A decolonialidade é uma perspectiva emergente oriunda da América Latina, cujo objetivo é repensar as formas de construção do conhecimento para além da perspectiva dominante do conhecimento.
O pensamento decolonial visa a superação da hegemonia eurocêntrica e norte-americana, partindo do estabelecimento do diálogo e respeito às diversas perspectivas de conhecimentos e cosmovisões ancestrais".
Arte na pandemia
Durante a pandemia de Covid-19, já em quarentena, Guto intensificou sua pesquisa através da criação de trabalhos que foram desde pinturas à instalações com cabelos e outros materiais que remetem a resistência da população negra, através das suas experiências enquanto sujeito racializado.

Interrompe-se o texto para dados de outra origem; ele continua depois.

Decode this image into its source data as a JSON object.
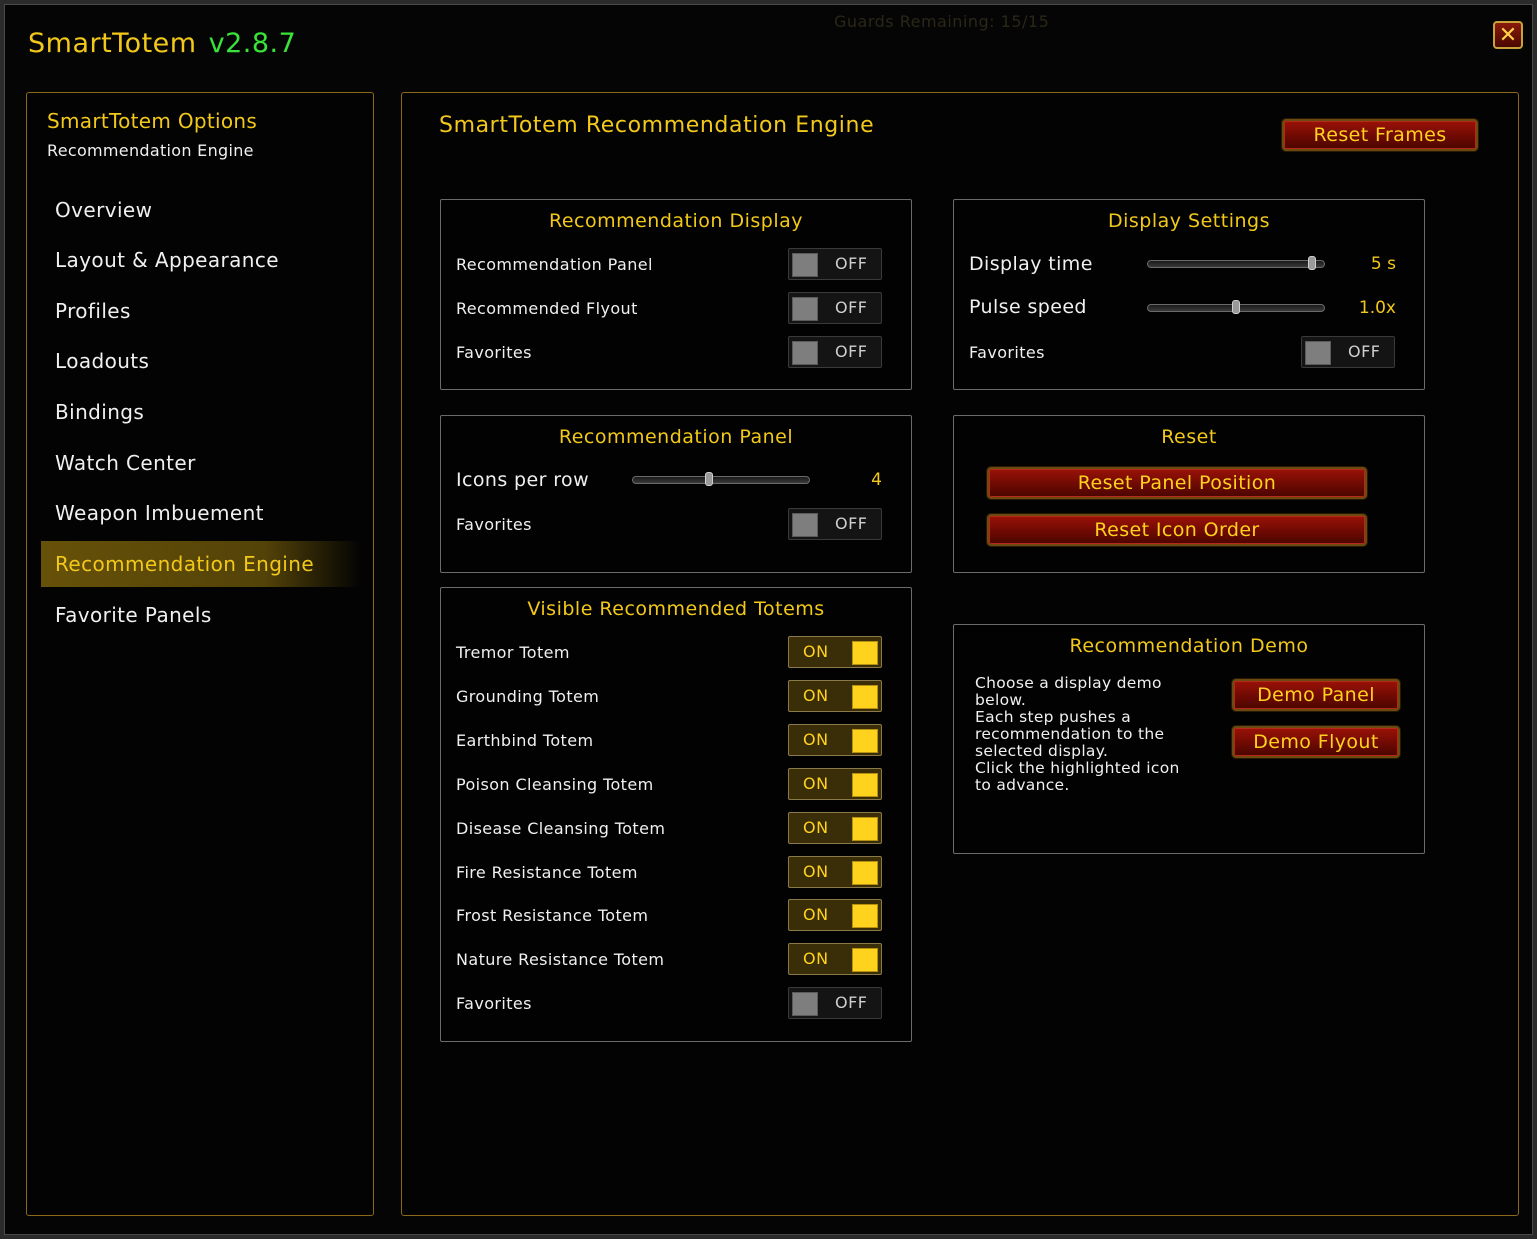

Atualmente, ele tem voltado para as pinturas do projeto “Nunca Serei Cinza”, que teve início em 2015. A ideia do atual projeto é de socialização através da arte, a partir de oficina de pinturas sobre materiais recolhidos e encontrados nas ruas do Bairro Castelo Branco I, II e III e na comunidade Santa Clara, realizada em praça pública, respeitando os protocolos de segurança de combate ao Coronavírus.
Em fase inicial, o projeto está na coleta dos materiais para em seguida acontecer a oficina “prática criativa”, na Comunidade Santa Clara, do bairro Castelo Branco.